Keeping that carnival spirit going is D’Banj’s MO tonight, as is that of a significant proportion of the audience, who have hotfooted it down the road from the carnival. As an entertainer, D’Banj treads the line between suave and rambunctious with ease: his dapper yellow-lapelled blazer is swiftly shed as he starts to rival his own dancers in snake-hipped, low-grinding ability, and the gold chain follows as he plunges off stage for a spot of crowd-surfing. By the show’s climax, D’Banj is half-naked and essaying moves that seem to refer mostly to the title of his forthcoming album, Mr Endowed.

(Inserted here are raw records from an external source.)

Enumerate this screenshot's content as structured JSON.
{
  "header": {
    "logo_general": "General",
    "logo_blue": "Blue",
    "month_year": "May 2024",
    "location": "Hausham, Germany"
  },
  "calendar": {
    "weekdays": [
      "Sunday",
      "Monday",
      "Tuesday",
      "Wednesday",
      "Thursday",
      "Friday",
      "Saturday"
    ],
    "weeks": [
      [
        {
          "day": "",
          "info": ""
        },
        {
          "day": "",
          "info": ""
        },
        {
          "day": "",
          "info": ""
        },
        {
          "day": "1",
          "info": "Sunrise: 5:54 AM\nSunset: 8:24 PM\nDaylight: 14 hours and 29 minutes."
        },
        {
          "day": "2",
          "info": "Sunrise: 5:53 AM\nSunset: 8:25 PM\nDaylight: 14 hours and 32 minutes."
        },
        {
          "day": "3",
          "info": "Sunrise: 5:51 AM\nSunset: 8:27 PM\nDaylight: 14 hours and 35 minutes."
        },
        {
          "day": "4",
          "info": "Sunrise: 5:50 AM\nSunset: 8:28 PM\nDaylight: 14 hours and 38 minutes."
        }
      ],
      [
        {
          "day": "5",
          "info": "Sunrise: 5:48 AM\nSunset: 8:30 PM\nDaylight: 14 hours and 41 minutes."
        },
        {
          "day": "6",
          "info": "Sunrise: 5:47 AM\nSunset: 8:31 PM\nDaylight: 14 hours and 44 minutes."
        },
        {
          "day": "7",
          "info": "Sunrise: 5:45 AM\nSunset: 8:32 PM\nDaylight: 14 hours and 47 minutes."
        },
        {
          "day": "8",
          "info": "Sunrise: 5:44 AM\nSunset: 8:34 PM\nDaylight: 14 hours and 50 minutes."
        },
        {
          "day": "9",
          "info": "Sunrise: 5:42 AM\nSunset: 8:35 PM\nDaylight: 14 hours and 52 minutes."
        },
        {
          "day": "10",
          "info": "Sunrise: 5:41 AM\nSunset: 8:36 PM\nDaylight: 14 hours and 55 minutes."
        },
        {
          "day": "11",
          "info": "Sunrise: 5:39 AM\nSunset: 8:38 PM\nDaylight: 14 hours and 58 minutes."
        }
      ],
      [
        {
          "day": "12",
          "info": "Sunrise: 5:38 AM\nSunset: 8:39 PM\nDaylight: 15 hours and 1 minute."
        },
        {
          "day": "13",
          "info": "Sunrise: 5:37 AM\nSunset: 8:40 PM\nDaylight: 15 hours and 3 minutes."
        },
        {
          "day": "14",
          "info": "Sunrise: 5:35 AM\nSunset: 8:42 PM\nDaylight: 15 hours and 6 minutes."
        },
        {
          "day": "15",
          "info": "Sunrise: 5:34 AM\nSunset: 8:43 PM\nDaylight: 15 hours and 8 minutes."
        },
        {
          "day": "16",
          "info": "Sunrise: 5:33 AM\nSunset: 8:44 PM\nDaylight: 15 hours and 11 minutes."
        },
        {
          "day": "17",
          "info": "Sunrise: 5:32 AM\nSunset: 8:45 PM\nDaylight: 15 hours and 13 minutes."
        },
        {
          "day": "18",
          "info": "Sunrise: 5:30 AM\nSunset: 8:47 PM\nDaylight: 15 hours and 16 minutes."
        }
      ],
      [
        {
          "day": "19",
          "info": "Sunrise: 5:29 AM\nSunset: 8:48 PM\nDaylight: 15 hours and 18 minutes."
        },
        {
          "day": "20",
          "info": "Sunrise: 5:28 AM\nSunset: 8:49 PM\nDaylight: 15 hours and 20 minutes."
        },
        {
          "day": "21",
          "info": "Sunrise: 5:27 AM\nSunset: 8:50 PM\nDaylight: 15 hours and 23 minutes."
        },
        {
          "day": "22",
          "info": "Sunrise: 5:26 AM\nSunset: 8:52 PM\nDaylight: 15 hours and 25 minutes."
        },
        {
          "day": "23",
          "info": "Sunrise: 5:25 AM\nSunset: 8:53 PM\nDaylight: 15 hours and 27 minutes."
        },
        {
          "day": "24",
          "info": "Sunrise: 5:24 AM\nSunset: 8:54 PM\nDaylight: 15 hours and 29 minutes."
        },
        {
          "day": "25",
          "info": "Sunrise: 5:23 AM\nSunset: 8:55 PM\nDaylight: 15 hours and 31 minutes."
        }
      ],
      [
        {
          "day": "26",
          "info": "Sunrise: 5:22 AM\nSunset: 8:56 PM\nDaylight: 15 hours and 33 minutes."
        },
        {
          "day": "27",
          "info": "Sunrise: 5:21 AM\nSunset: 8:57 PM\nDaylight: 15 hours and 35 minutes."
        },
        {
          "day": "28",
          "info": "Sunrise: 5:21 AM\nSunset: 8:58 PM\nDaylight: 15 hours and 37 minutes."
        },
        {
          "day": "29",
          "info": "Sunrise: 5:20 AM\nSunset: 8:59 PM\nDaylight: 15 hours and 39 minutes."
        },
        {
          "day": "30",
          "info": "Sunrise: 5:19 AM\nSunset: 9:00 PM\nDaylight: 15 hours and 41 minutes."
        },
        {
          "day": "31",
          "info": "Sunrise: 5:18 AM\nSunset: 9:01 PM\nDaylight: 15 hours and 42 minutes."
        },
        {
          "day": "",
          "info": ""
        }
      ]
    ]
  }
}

After a late entrance compounded by technical difficulties leaves the crowd slightly restless, D’Banj may feel putting that level of work in is necessary – but it transpires that the music does the trick just as well. “This is not a fluke,” he announces midway through the show, perhaps mindful that not everyone present is aware of his seven-year career before Oliver Twist. Tonight, though, his older material goes down almost as well, from the call-and-response of Why Me to the lovelorn Scapegoat, and D’Banj bridges the gap between his more lilting, organic songs and his recent tougher, trancier dance-floor anthems with ease. His between-song patter has a tendency to ramble, but the show’s culmination in Oliver Twist is stellar proof that an international hit can be engineered with ease if based around a resonant, inarguable statement such as “I like Beyoncé”.